We present an English-Tulu machine translation model developed using a transfer learning approach that exploits similarities between high-resource and low-resource languages. This model and its training approach is heavily inspired from NMT-Adapt and the findings of the associated paper.
We also present the first parallel dataset for English-Tulu translation. Our dataset is constructed by integrating human translations into the multilingual machine translation resource FLORES-200. We use this dataset for evaluating our translation model.

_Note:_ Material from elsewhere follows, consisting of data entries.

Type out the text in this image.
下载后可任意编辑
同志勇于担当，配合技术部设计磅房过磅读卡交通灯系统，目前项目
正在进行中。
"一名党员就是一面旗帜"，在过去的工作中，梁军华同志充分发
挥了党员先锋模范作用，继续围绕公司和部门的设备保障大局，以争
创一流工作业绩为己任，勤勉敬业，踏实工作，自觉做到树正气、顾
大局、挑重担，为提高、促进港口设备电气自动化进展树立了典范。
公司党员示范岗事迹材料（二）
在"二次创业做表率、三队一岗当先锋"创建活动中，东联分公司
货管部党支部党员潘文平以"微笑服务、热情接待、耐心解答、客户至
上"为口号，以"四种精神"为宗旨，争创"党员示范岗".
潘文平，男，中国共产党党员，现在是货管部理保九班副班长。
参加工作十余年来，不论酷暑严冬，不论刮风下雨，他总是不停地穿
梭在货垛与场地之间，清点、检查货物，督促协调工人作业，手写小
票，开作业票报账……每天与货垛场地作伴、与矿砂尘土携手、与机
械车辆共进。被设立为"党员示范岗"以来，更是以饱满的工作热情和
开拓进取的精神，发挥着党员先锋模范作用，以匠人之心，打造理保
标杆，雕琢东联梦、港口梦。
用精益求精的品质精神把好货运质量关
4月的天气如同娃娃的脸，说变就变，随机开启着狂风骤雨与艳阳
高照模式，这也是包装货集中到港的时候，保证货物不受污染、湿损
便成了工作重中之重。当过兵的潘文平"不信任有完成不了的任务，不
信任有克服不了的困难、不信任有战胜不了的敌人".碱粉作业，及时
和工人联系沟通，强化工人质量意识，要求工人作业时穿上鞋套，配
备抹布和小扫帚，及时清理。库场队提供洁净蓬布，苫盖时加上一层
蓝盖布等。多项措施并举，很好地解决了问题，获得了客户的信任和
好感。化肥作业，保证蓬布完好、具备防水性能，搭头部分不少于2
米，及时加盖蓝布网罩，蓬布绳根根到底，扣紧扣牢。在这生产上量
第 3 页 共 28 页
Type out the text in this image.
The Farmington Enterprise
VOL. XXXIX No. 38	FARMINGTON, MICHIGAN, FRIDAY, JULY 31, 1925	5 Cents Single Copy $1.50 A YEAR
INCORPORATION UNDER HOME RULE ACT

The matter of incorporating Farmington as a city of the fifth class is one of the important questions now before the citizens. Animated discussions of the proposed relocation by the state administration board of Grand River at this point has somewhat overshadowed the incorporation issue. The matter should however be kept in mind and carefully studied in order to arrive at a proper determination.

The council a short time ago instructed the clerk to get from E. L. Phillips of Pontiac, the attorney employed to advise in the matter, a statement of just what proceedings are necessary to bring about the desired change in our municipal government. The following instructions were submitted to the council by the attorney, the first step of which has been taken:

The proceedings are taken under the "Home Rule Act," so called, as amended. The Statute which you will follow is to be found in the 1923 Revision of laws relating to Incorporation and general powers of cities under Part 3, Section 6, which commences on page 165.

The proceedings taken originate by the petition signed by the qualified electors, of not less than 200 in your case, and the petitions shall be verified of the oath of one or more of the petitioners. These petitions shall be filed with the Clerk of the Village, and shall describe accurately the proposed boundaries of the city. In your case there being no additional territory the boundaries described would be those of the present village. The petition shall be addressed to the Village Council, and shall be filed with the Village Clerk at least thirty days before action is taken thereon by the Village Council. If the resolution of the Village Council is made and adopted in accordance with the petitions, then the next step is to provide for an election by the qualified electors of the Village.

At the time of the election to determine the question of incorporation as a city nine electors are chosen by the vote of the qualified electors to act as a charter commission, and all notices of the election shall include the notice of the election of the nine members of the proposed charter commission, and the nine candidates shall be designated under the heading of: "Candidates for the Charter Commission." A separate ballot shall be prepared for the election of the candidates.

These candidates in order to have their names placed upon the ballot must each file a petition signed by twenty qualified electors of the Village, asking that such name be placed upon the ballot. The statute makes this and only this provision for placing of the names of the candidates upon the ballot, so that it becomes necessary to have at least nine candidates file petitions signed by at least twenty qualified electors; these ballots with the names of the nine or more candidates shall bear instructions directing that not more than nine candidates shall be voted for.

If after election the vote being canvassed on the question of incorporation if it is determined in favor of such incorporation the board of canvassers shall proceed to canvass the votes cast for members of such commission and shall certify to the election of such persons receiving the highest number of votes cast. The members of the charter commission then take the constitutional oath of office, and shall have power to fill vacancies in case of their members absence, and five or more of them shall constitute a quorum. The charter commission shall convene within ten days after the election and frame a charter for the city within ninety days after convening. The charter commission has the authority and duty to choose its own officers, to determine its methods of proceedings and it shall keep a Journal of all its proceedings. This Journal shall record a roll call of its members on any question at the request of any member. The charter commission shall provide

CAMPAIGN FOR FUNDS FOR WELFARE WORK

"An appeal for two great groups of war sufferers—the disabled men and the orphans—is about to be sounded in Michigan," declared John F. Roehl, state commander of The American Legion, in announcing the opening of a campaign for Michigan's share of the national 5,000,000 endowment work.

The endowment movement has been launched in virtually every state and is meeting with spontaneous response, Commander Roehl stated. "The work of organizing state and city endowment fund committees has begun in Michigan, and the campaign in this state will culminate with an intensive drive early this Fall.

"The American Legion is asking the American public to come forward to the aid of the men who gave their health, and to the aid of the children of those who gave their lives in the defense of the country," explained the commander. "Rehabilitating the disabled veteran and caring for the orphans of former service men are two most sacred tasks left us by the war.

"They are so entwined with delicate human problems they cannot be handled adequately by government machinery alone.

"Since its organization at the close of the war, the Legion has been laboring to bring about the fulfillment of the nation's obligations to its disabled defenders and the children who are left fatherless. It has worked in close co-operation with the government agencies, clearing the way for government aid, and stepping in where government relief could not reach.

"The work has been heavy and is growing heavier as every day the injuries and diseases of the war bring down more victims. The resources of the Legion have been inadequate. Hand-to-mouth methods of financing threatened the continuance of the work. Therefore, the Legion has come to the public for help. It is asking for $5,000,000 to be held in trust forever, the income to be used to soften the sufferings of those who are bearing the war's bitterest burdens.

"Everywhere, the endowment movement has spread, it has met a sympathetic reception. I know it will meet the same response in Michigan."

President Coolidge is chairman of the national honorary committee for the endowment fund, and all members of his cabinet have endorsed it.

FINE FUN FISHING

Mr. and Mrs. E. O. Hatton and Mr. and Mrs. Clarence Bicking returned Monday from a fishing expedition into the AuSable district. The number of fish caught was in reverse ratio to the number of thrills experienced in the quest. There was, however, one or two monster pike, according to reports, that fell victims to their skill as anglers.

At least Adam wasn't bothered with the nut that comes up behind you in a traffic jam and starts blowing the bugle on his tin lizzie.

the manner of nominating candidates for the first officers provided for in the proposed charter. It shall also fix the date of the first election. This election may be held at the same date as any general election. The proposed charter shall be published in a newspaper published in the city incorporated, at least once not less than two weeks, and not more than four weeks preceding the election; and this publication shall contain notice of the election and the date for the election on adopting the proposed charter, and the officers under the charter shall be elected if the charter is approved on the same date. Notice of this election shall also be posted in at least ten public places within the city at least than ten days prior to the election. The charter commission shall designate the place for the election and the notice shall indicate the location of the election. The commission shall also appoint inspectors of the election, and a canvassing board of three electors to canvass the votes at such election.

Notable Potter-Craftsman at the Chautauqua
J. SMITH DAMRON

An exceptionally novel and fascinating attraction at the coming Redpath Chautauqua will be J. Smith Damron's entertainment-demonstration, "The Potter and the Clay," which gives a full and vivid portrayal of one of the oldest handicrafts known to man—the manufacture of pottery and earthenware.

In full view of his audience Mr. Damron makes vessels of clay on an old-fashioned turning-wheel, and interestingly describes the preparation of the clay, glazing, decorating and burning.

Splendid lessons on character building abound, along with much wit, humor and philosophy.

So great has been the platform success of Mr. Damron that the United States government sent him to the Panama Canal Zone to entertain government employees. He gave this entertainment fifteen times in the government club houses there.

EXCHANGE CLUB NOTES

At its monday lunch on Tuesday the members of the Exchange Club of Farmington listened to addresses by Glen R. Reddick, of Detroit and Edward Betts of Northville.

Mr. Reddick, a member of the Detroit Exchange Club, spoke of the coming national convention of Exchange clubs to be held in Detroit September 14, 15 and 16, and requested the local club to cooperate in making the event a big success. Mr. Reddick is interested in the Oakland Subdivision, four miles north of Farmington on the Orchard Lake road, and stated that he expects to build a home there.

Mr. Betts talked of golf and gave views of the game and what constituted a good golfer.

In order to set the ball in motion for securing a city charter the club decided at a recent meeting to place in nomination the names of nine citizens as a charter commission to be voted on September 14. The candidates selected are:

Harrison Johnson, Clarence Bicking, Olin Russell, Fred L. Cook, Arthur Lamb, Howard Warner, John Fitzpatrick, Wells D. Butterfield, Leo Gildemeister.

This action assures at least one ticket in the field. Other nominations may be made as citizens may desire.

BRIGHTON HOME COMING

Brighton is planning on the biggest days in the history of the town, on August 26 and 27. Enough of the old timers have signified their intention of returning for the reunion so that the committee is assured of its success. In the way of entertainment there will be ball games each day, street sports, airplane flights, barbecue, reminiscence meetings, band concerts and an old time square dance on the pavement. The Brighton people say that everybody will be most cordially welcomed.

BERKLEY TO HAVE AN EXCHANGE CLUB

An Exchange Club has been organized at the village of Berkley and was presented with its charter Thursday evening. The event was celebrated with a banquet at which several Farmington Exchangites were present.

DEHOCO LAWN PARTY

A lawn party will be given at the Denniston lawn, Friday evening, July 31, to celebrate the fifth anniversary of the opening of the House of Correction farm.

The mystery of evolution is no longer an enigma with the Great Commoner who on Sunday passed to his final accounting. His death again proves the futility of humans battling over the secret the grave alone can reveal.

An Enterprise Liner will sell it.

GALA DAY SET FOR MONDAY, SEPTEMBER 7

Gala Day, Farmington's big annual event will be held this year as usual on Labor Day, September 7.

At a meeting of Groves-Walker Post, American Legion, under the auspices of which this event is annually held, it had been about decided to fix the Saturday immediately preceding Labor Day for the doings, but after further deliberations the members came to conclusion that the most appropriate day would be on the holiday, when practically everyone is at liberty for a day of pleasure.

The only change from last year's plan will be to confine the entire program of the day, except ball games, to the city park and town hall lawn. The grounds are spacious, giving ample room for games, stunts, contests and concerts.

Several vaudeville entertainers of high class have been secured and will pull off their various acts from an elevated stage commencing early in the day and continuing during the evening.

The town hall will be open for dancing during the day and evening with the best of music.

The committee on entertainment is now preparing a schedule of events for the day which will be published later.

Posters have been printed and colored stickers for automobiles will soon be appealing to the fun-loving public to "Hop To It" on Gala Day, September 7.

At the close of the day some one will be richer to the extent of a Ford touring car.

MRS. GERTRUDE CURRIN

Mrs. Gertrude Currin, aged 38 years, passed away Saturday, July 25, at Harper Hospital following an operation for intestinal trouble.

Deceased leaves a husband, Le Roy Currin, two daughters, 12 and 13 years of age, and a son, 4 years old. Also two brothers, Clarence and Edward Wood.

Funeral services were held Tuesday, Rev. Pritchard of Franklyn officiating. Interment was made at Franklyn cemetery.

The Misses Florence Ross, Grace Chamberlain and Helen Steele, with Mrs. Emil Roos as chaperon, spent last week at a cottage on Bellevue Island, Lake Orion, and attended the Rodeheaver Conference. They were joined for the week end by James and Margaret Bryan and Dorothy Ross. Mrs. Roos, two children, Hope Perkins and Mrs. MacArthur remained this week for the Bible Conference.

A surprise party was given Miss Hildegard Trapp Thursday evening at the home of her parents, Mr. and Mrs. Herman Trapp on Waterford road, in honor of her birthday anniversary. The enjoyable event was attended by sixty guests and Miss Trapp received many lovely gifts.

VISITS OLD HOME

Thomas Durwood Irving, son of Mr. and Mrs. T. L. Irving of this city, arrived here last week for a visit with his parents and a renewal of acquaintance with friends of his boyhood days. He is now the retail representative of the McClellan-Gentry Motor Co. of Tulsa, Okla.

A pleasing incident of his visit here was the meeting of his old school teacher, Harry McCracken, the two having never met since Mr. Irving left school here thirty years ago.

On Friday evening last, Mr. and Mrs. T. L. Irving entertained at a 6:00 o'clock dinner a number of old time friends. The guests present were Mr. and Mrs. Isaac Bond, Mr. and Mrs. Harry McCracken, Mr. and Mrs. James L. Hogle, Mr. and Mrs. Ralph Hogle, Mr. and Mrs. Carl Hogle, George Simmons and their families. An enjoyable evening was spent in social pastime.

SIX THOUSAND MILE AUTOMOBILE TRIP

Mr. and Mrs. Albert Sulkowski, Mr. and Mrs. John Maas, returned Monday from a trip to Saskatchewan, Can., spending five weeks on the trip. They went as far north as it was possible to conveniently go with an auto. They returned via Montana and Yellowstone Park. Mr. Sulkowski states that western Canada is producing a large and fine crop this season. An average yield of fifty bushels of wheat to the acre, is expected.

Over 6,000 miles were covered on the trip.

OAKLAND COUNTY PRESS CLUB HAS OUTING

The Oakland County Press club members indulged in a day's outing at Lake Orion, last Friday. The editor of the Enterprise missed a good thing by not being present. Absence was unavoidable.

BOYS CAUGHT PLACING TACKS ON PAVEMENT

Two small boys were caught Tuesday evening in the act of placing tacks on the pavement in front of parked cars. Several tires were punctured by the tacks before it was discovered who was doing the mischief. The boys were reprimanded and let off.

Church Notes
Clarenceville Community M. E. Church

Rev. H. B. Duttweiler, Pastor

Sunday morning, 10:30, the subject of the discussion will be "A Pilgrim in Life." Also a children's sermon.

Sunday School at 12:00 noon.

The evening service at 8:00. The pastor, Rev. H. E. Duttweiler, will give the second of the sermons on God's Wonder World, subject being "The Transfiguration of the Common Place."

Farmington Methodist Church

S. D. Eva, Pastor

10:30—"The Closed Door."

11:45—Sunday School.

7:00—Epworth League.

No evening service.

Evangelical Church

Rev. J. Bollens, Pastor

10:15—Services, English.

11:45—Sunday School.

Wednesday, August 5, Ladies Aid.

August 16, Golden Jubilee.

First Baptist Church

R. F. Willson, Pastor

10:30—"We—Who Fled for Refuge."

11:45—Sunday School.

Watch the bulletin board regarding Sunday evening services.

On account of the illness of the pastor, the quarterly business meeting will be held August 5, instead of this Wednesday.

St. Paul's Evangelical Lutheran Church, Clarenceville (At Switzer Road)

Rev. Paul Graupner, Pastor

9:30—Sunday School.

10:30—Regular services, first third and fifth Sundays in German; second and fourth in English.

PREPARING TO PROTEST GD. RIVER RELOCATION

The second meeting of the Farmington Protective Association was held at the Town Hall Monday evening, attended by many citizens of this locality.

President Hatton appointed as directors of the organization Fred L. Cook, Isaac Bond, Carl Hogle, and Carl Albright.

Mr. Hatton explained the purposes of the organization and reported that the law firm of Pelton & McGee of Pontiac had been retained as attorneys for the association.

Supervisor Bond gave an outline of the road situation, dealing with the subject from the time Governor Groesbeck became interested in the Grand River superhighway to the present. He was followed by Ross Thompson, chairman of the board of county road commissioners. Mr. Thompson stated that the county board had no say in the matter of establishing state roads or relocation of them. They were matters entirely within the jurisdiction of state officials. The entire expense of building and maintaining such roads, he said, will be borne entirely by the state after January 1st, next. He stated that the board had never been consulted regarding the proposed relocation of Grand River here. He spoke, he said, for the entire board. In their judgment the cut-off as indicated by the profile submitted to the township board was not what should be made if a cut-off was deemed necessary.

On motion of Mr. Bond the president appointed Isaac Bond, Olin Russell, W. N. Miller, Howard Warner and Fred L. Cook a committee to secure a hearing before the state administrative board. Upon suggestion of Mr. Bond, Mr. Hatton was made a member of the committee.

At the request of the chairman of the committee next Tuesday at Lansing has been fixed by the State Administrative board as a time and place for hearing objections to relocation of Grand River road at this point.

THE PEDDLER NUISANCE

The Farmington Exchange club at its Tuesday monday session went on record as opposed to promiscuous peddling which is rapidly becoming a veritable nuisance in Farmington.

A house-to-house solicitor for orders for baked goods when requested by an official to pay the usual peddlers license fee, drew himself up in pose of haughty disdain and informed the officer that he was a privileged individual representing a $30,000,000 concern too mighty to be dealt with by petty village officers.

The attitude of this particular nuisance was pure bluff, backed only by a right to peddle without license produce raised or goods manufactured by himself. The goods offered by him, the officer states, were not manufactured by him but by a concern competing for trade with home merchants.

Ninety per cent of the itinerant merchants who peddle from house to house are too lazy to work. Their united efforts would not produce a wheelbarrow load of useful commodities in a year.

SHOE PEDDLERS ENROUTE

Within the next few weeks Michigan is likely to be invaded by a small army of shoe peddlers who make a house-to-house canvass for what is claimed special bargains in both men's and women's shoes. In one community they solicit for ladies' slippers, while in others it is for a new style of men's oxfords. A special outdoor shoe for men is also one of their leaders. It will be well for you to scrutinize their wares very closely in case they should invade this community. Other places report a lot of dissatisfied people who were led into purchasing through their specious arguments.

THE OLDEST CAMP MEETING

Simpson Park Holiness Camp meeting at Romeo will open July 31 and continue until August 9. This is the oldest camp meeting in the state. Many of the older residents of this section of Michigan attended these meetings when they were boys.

Tulu (Tcy), classified within the South Dravidian linguistic family branch, is predominantly spoken by approximately 2.5 million individuals in southwestern India. We use Kannada (Kan) as a closely related high-resource language for the transfer learning approach.
For more details, see our paper.
En-Kan parallel: Samanantar
Tcy monolingual: Sentences extracted from 1894 articles on the Tulu Wikipedia archived here using wikiextractor.
En-Tcy test dataset: 1300 sentences in English and Tulu, created by us from the 2009 publicly available sentences in the FLORES-200 benchmark. This is an ongoing project.
Pre-trained model: IndicBARTSS Tokenizer: AlbertTokenizer
YANMTT was used to follow an iterative training procedure based on NMT-Adapt as laid out in our paper.
Fine-tune the IndicBARTSS model in Kan-En direction using the parallel training dataset, forming the base model for Tcy-En translation.
Fine-tune a second IndicBARTSS model with backtranslated data of Tcy sentences in the monolingual dataset using the model from Task 1, forming the base model for En-Tcy translation.
Fine-tune the model from Task 2 using En-Kan from the parallel dataset.
Denoising autoencoding step using noised sentences prepared from the monolingual Tcy dataset and the Kan training dataset by random shuffling and masking of words.
FInetune the En-Tcy model from Task 4 with back-translated pairs. This model is the used to generate the En side of the back-translated pairs, and this data is then used to repeat Task 2 to Task 5 on the Tcy-En base model from Task 1.
Evaluation was done using sacreBLEU scores.